By Barnini Chakraborty, ,
Published January 12, 2017
When federal agents stormed into Lyndon McLellan's North Carolina convenience store last October without warning and accused him of trying to put one over on the government, the small business owner wasn't sure what was happening.
"They asked me if I knew what 'structuring' was and then they showed me some cash deposits I made in a 24-hour period," he told FoxNews.com.
The IRS agents apparently were suspicious because of deposits McLellan had made of just under $10,000. Banks are required to report transactions over $10,000; making multiple deposits of less than $10,000 to evade that requirement is known as "structuring."
Under this pretense, enforcement agents accused McLellan of the con and seized all $107,000 from his bank account.
"It leaves you numb," McLellan told FoxNews.com. "I was in a state of shock."
McLellan is one of many business owners who have been caught up in a controversial federal practice known as civil forfeiture. Under this policy, federal agents have been able to seize the property and bank accounts of anyone they suspect of having criminal ties. The burden of proof falls on the owner even if no charges are filed.
What's unique in McLellan's case is that he's still battling to get his money back, despite the IRS pledging late last year to pull back on its use of civil forfeiture -- and despite even the IRS commissioner suggesting agents erred in locking down his money.
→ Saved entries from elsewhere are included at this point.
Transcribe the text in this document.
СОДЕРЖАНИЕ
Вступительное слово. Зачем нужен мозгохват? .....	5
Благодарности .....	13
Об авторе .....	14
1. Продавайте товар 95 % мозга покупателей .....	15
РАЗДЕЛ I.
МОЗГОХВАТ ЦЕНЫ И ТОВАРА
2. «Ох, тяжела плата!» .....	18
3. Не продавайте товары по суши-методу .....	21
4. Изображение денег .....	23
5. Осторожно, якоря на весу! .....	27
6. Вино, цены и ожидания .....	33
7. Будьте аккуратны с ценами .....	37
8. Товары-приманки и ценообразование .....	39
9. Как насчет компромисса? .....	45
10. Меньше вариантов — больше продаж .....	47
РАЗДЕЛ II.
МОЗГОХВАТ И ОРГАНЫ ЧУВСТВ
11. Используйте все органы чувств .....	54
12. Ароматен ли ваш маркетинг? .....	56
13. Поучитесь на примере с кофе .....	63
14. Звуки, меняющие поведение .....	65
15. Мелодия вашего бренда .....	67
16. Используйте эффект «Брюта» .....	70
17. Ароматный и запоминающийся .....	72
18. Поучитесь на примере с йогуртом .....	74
Before the federal seizure last year, McLellan had spent more than a decade running L&M Convenience Mart, a gas station, restaurant and convenience store in Fairmont, N.C.
In an instant, his business account was gone. And then it got worse.
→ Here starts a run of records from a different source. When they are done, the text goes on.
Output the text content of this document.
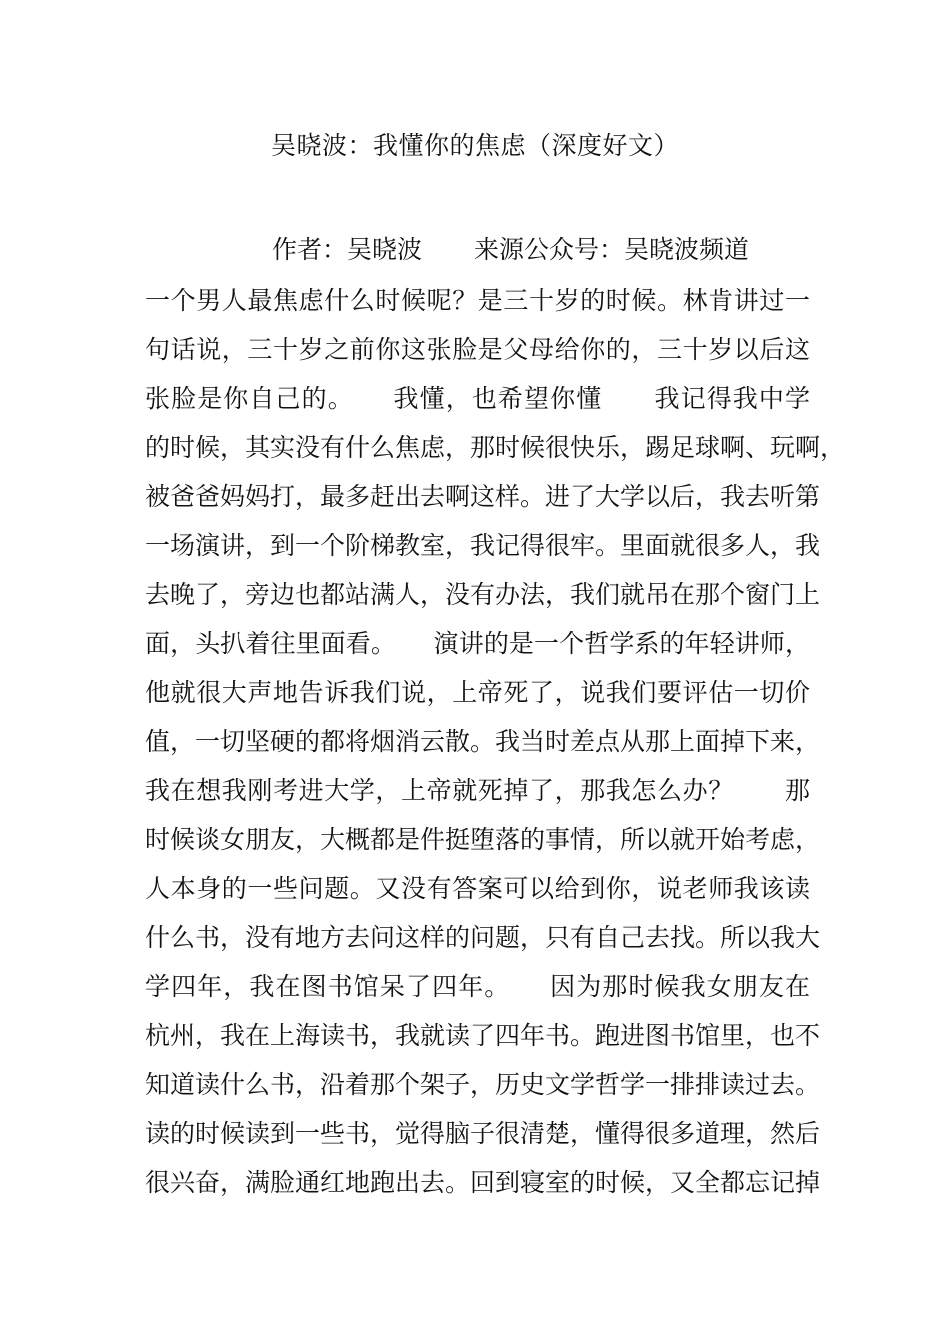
吴晓波：我懂你的焦虑（深度好文）
作者：吴晓波 来源公众号：吴晓波频道
一个男人最焦虑什么时候呢？是三十岁的时候。林肯讲过一
句话说，三十岁之前你这张脸是父母给你的，三十岁以后这
张脸是你自己的。　　我懂，也希望你懂　　我记得我中学
的时候，其实没有什么焦虑，那时候很快乐，踢足球啊、玩啊，
被爸爸妈妈打，最多赶出去啊这样。进了大学以后，我去听第
一场演讲，到一个阶梯教室，我记得很牢。里面就很多人，我
去晚了，旁边也都站满人，没有办法，我们就吊在那个窗门上
面，头扒着往里面看。　　演讲的是一个哲学系的年轻讲师，
他就很大声地告诉我们说，上帝死了，说我们要评估一切价
值，一切坚硬的都将烟消云散。我当时差点从那上面掉下来，
我在想我刚考进大学，上帝就死掉了，那我怎么办？　　那
时候谈女朋友，大概都是件挺堕落的事情，所以就开始考虑，
人本身的一些问题。又没有答案可以给到你，说老师我该读
什么书，没有地方去问这样的问题，只有自己去找。所以我大
学四年，我在图书馆呆了四年。　　因为那时候我女朋友在
杭州，我在上海读书，我就读了四年书。跑进图书馆里，也不
知道读什么书，沿着那个架子，历史文学哲学一排排读过去。
读的时候读到一些书，觉得脑子很清楚，懂得很多道理，然后
很兴奋，满脸通红地跑出去。回到寝室的时候，又全都忘记掉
Rumors quickly spread in the tiny town that McLellan's money was frozen because of suspected ties to drugs, fraying the good reputation he'd spent years building in the community.
"Several people thought it was drug-related but when I told them what really happened they said, 'How in the world can they take your money?' That's the answer I've been waiting on too," he said.
McLellan claims he didn't do anything wrong. The IRS has never alleged he committed a crime nor has the agency brought any criminal charges against him. Instead, McLellan, 50, was verbally accused of structuring cash deposits to avoid bank reporting requirements, under a measure originally meant to target drug dealers, terrorists and others trying to launder money through criminal activity.
From 2005 to 2012, the IRS seized more than $242 million from alleged structuring violations in more than 2,500 cases, according to an Institute for Justice study. In more than 830 of those cases, no other criminal activity was alleged.
In many civil forfeiture cases, the government will make a deal with the owner where he or she will agree to turn over half their money seized in order to get a lengthy and costly legal fight to go away. But the practice has come under intense congressional and media scrutiny.
Under pressure, the IRS last October said it would no longer go after structuring cases unless the money in question could be tied to some other illegal activity. The DOJ changed its policy in March. The problem, though, is that the new policy isn't retroactive, meaning McLellan might still have to pay up.
"It doesn't seem right," he said. "I'm 50 years old. In 13 or 14 more years, are they going to be doing the same thing to me?"
Robert Johnson, a lawyer with the Institute for Justice which represents McLellan, told FoxNews.com that the policy changes from the IRS are a "positive development" but says what's needed is binding reform from Congress.
"There have been a number of cases where the IRS has continued to apply structuring laws despite the new policy," Johnson said, adding that his group has recently litigated two in Michigan and one in Iowa.
At a February 2015 hearing before the U.S. House of Representatives Ways and Means Oversight Subcommittee, Rep. George Holding, R-N.C., mentioned to IRS Commissioner John Koskinen that he had reviewed McLellan's case -- though he did not specifically name it.
"If that case exists, then it's not following in the policy I've been advised," Koskinen testified, adding that he had "lengthy meetings with the senior leadership" of the IRS's criminal investigation division and was assured that employees were trained in and advised about the new policy.
But that seems to be news to small business owners who, like McLellan, say the government still is holding their bank balances hostage.
"If I've done wrong, penalize me, but you don't have to take everything a person's got," said McLellan, who still has not seen a dime of the $107,000 the government seized.
When contacted, an IRS spokesman told FoxNews.com that "federal privacy laws prohibit the IRS from commenting on any individual taxpayer or case."